The Full Episode Pay for DC in 30 Days metric:

  • Identifies episodes where the patient was discharged within 30 days, but the agency was paid for the entire 60-day episode.
  • Includes the number of affected episodes within the total number of episodes the agency has billed for the reporting period.
  • Includes the percentage of PPS episodes and the amount or revenue billed.
  • The PDGM projected revenue is calculated based upon the new 30-day payment episode as the full 60-day payment episode will not be paid under PDGM.
  • The gain/loss of patients discharged while the agency received full payment for the 60-day episode, and the percent of change in revenue, enables agencies to evaluate financial impact.
  • Under PDGM, if a patient is discharged from care during the first 30-day payment period, there is no payment for the second pay period.
  • If the number of visits provided in the first 30 days meets the LUPA threshold for that period, a full payment is provided for the first payment period.
  • For episodes that begin with a Start of Care, the payment will be  approximately 85% of what it would have been paid for the full episode under PPS.
  • For episodes that begin with a Recertification, the payment for the first payment period will be about half of what would have been paid under PPS for equal work.

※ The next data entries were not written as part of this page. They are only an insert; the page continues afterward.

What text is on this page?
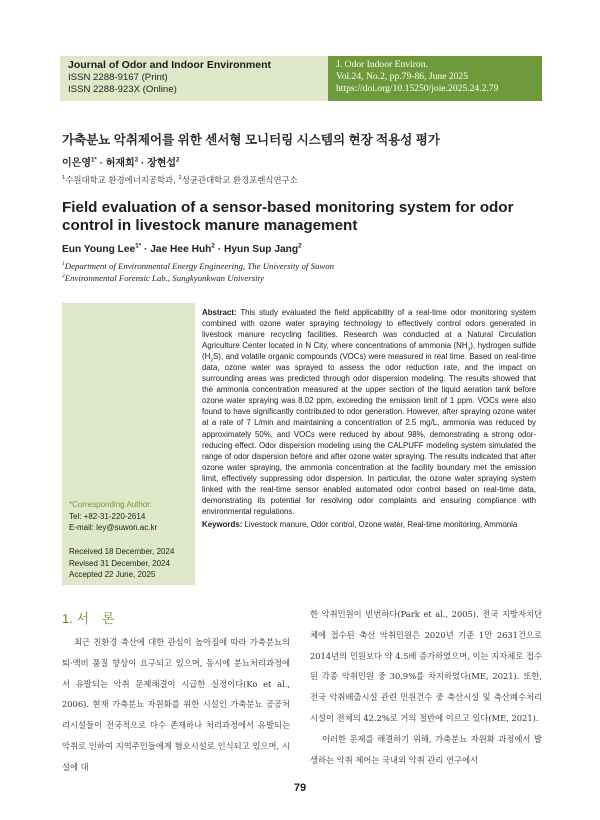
Journal of Odor and Indoor Environment
ISSN 2288-9167 (Print)
ISSN 2288-923X (Online)
J. Odor Indoor Environ.
Vol.24, No.2, pp.79-86, June 2025
https://doi.org/10.15250/joie.2025.24.2.79
가축분뇨 악취제어를 위한 센서형 모니터링 시스템의 현장 적용성 평가
이은영$^{1*}$ · 허재희$^2$ · 장현섭$^2$
$^1$수원대학교 환경에너지공학과, $^2$성균관대학교 환경포렌식연구소
Field evaluation of a sensor-based monitoring system for odor control in livestock manure management
Eun Young Lee$^{1*}$ · Jae Hee Huh$^2$ · Hyun Sup Jang$^2$
$^1$Department of Environmental Energy Engineering, The University of Suwon
$^2$Environmental Forensic Lab., Sungkyunkwan University
*Corresponding Author:
Tel: +82-31-220-2614
E-mail: ley@suwon.ac.kr
Received 18 December, 2024
Revised 31 December, 2024
Accepted 22 June, 2025
Abstract: This study evaluated the field applicability of a real-time odor monitoring system combined with ozone water spraying technology to effectively control odors generated in livestock manure recycling facilities. Research was conducted at a Natural Circulation Agriculture Center located in N City, where concentrations of ammonia $(NH_3)$, hydrogen sulfide $(H_2S)$, and volatile organic compounds (VOCs) were measured in real time. Based on real-time data, ozone water was sprayed to assess the odor reduction rate, and the impact on surrounding areas was predicted through odor dispersion modeling. The results showed that the ammonia concentration measured at the upper section of the liquid aeration tank before ozone water spraying was 8.02 ppm, exceeding the emission limit of 1 ppm. VOCs were also found to have significantly contributed to odor generation. However, after spraying ozone water at a rate of 7 L/min and maintaining a concentration of 2.5 mg/L, ammonia was reduced by approximately 50%, and VOCs were reduced by about 98%, demonstrating a strong odor-reducing effect. Odor dispersion modeling using the CALPUFF modeling system simulated the range of odor dispersion before and after ozone water spraying. The results indicated that after ozone water spraying, the ammonia concentration at the facility boundary met the emission limit, effectively suppressing odor dispersion. In particular, the ozone water spraying system linked with the real-time sensor enabled automated odor control based on real-time data, demonstrating its potential for resolving odor complaints and ensuring compliance with environmental regulations.
Keywords: Livestock manure, Odor control, Ozone water, Real-time monitoring, Ammonia
1. 서　론

최근 친환경 축산에 대한 관심이 높아짐에 따라 가축분뇨의 퇴·액비 품질 향상이 요구되고 있으며, 동시에 분뇨처리과정에서 유발되는 악취 문제해결이 시급한 실정이다(Ko et al., 2006). 현재 가축분뇨 자원화를 위한 시설인 가축분뇨 공공처리시설들이 전국적으로 다수 존재하나 처리과정에서 유발되는 악취로 인하여 지역주민들에게 혐오시설로 인식되고 있으며, 시설에 대

한 악취민원이 빈번하다(Park et al., 2005). 전국 지방자치단체에 접수된 축산 악취민원은 2020년 기준 1만 2631건으로 2014년의 민원보다 약 4.5배 증가하였으며, 이는 지자체로 접수된 각종 악취민원 중 30.9%를 차지하였다(ME, 2021). 또한, 전국 악취배출시설 관련 민원건수 중 축산시설 및 축산폐수처리시설이 전체의 42.2%로 거의 절반에 이르고 있다(ME, 2021).

이러한 문제를 해결하기 위해, 가축분뇨 자원화 과정에서 발생하는 악취 제어는 국내외 악취 관리 연구에서

79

Episode Includes 30-Day LUPA Rule

  • LUPAs under PDGM are more vital than before.
  • LUPA rates vary and are based upon 30-day pay periods (versus 60-day pay periods under PPS).
  • Under PDGM, each of the 436 HHRGs has an assigned LUPA threshold.
  • The value of these thresholds varies from 2 to 6 visits.
  • If the visits provided in a 30-day payment period do not meet the threshold, payment will be based on a per visit rate (no change from PPS).
  • One or both payment periods can be paid on a per visit basis. The percentage of episodes with a LUPA portion may be higher than experienced under PPS.
  • Overall, Axxess clients have an average of 14% of episodes containing at least one LUPA payment period. In comparison, about 9% of the episodes were treated as LUPAs under PDGM.
  • The Home Health solution identifies LUPAs for each 30-day payment period in the PDGM Case-Mix Analysis Report.

Full Pay for 60 Days

  • The Full Pay for 60 Days metric identifies episodes where the patient was discharged by the end of the 60-day payment episode and the full episode was paid.
  • Generally, this happens with about half of the episodes provided by an agency and the sum of the payments for the two payment periods is about 15% higher than the payment received under PPS.

PDGM Clinical Groupings

  • This section identifies diagnosis types commonly used by your agency and the corresponding clinical groupings.
  • Questionable encounter codes are not listed in the Clinical Groupings, since they are not groupable.